# My new nail polish storage



## internetchick (Jul 17, 2009)

It's a spice rack.




I had them in a storage container, but they outgrew it and I like this much better.


----------



## ~Angela~ (Jul 17, 2009)

Very Cute! Good Idea!


----------



## pinksugar (Jul 17, 2009)

that's so cute!


----------



## Bec688 (Jul 17, 2009)

Very cool idea!
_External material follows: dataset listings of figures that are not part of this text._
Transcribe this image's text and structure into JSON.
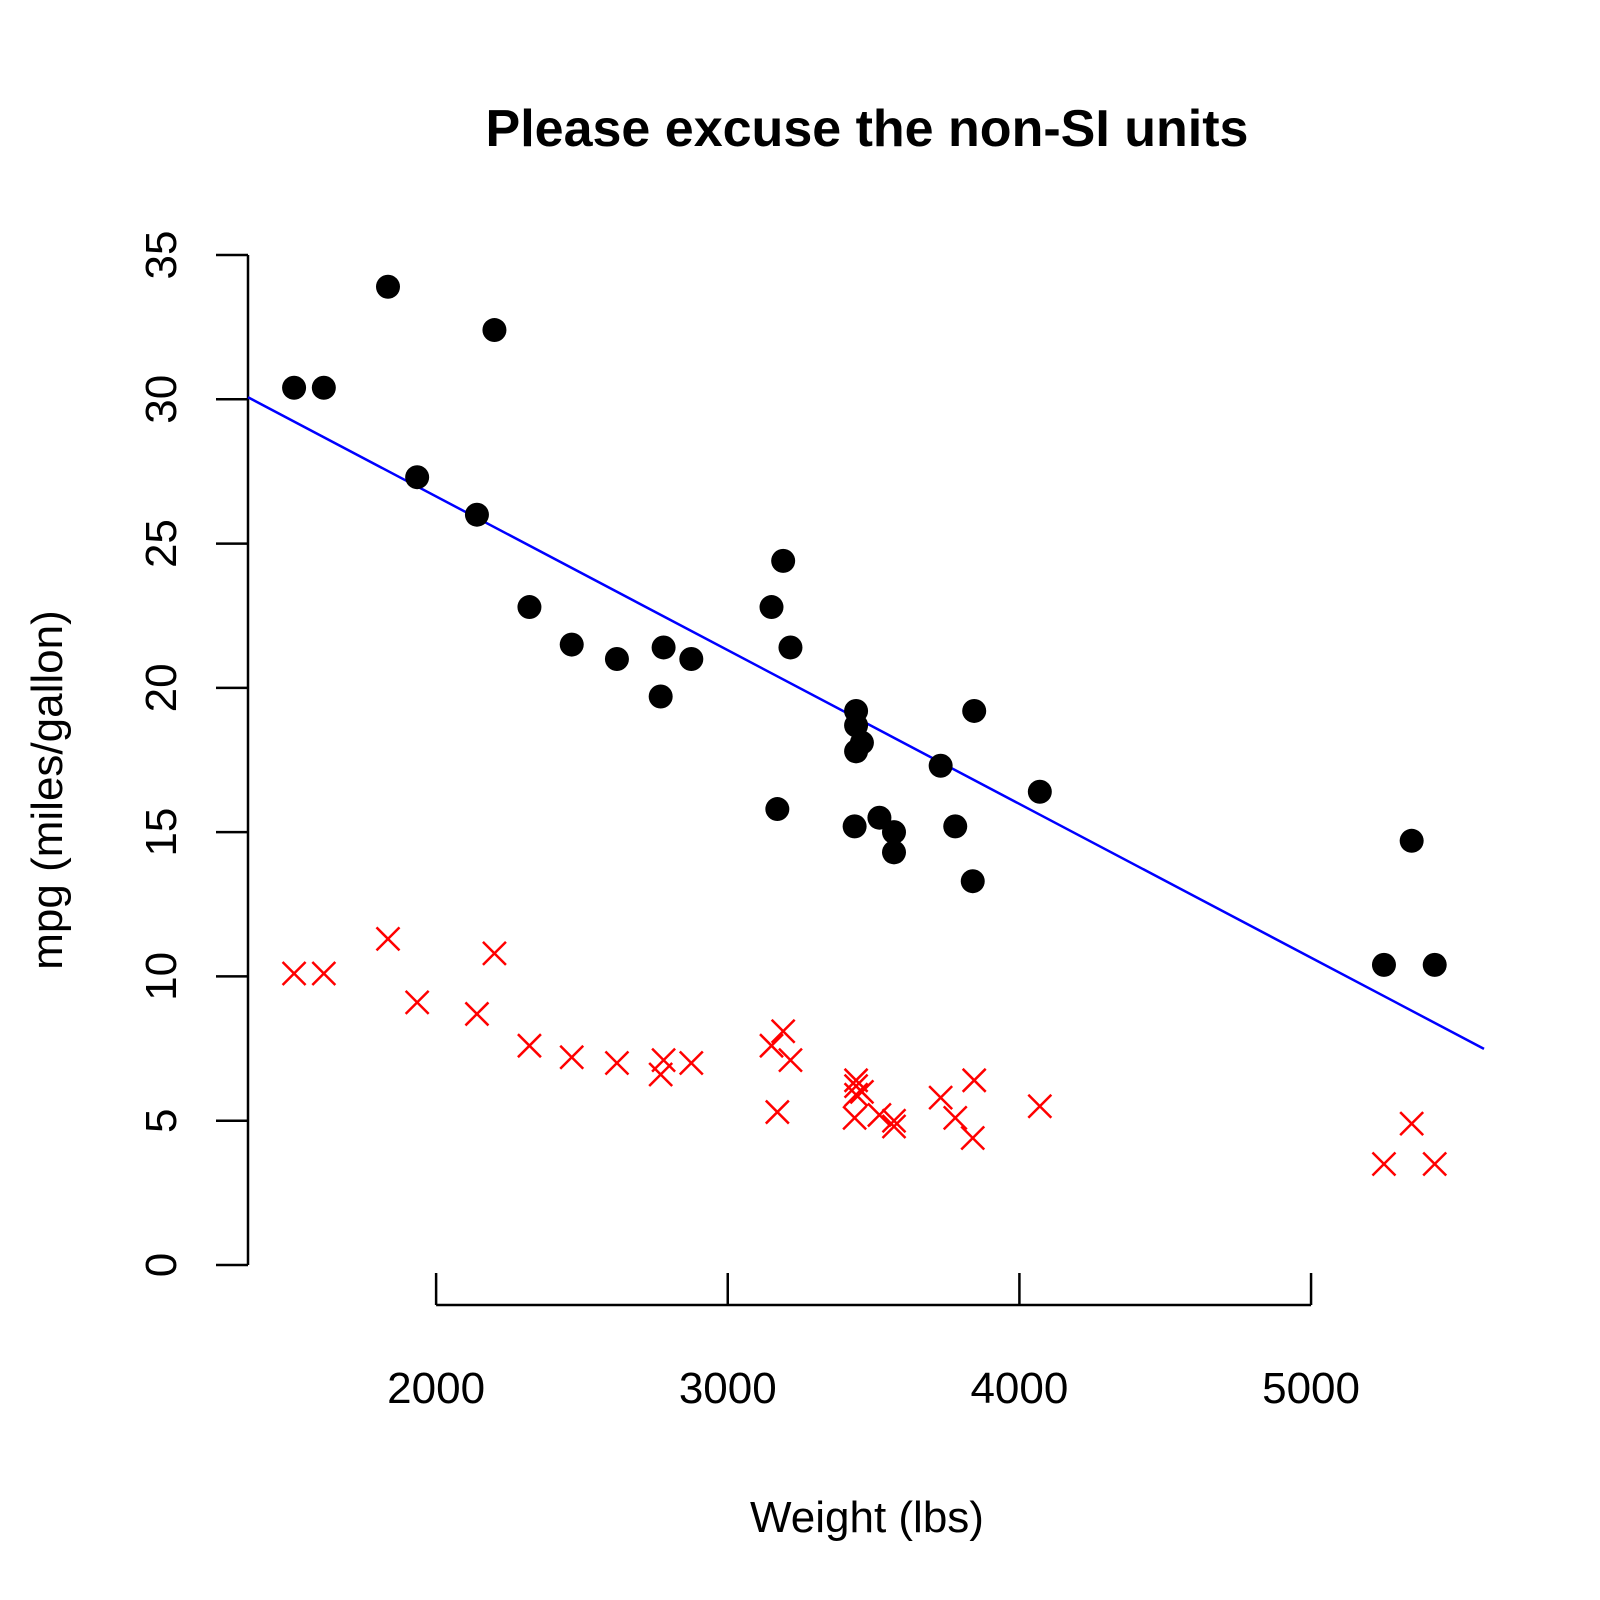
{
  "chart_data": {
    "type": "scatter",
    "title": "Please excuse the non-SI units",
    "xlabel": "Weight (lbs)",
    "ylabel": "mpg (miles/gallon)",
    "xlim": [
      1355,
      5593
    ],
    "ylim": [
      0,
      35
    ],
    "xticks": [
      2000,
      3000,
      4000,
      5000
    ],
    "yticks": [
      0,
      5,
      10,
      15,
      20,
      25,
      30,
      35
    ],
    "grid": false,
    "legend": "none",
    "series": [
      {
        "marker": "filled-circle",
        "color": "#000000",
        "points": [
          [
            2620,
            21.0
          ],
          [
            2875,
            21.0
          ],
          [
            2320,
            22.8
          ],
          [
            3215,
            21.4
          ],
          [
            3440,
            18.7
          ],
          [
            3460,
            18.1
          ],
          [
            3570,
            14.3
          ],
          [
            3190,
            24.4
          ],
          [
            3150,
            22.8
          ],
          [
            3440,
            19.2
          ],
          [
            3440,
            17.8
          ],
          [
            4070,
            16.4
          ],
          [
            3730,
            17.3
          ],
          [
            3780,
            15.2
          ],
          [
            5250,
            10.4
          ],
          [
            5424,
            10.4
          ],
          [
            5345,
            14.7
          ],
          [
            2200,
            32.4
          ],
          [
            1615,
            30.4
          ],
          [
            1835,
            33.9
          ],
          [
            2465,
            21.5
          ],
          [
            3520,
            15.5
          ],
          [
            3435,
            15.2
          ],
          [
            3840,
            13.3
          ],
          [
            3845,
            19.2
          ],
          [
            1935,
            27.3
          ],
          [
            2140,
            26.0
          ],
          [
            1513,
            30.4
          ],
          [
            3170,
            15.8
          ],
          [
            2770,
            19.7
          ],
          [
            3570,
            15.0
          ],
          [
            2780,
            21.4
          ]
        ]
      },
      {
        "marker": "x",
        "color": "#ff0000",
        "points": [
          [
            2620,
            7.0
          ],
          [
            2875,
            7.0
          ],
          [
            2320,
            7.6
          ],
          [
            3215,
            7.1
          ],
          [
            3440,
            6.2
          ],
          [
            3460,
            6.0
          ],
          [
            3570,
            4.8
          ],
          [
            3190,
            8.1
          ],
          [
            3150,
            7.6
          ],
          [
            3440,
            6.4
          ],
          [
            3440,
            5.9
          ],
          [
            4070,
            5.5
          ],
          [
            3730,
            5.8
          ],
          [
            3780,
            5.1
          ],
          [
            5250,
            3.5
          ],
          [
            5424,
            3.5
          ],
          [
            5345,
            4.9
          ],
          [
            2200,
            10.8
          ],
          [
            1615,
            10.1
          ],
          [
            1835,
            11.3
          ],
          [
            2465,
            7.2
          ],
          [
            3520,
            5.2
          ],
          [
            3435,
            5.1
          ],
          [
            3840,
            4.4
          ],
          [
            3845,
            6.4
          ],
          [
            1935,
            9.1
          ],
          [
            2140,
            8.7
          ],
          [
            1513,
            10.1
          ],
          [
            3170,
            5.3
          ],
          [
            2770,
            6.6
          ],
          [
            3570,
            5.0
          ],
          [
            2780,
            7.1
          ]
        ]
      }
    ],
    "regression_line": {
      "color": "#0000ff",
      "x": [
        1355,
        5593
      ],
      "y": [
        30.07,
        7.49
      ]
    }
  }
}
They look great Leti


----------



## Adrienne (Jul 17, 2009)

Cute storage



.


----------



## magosienne (Jul 18, 2009)

What a clever idea ! Where did you hang it ?


----------



## lolaB (Jul 18, 2009)

That's an awesome idea!


----------



## cherryblossom13 (Jul 18, 2009)

That is such a cute idea!


----------



## internetchick (Jul 18, 2009)

Originally Posted by *magosienne* /img/forum/go_quote.gif What a clever idea ! Where did you hang it ? Bathroom wall


----------



## Maysie (Jul 19, 2009)

Wow that is such a cool idea!


----------



## Lucy (Jul 24, 2009)

that's a brilliant idea! mine are in a shoebox at the moment, it makes me feel sad because i want to have them all out on display like that!


----------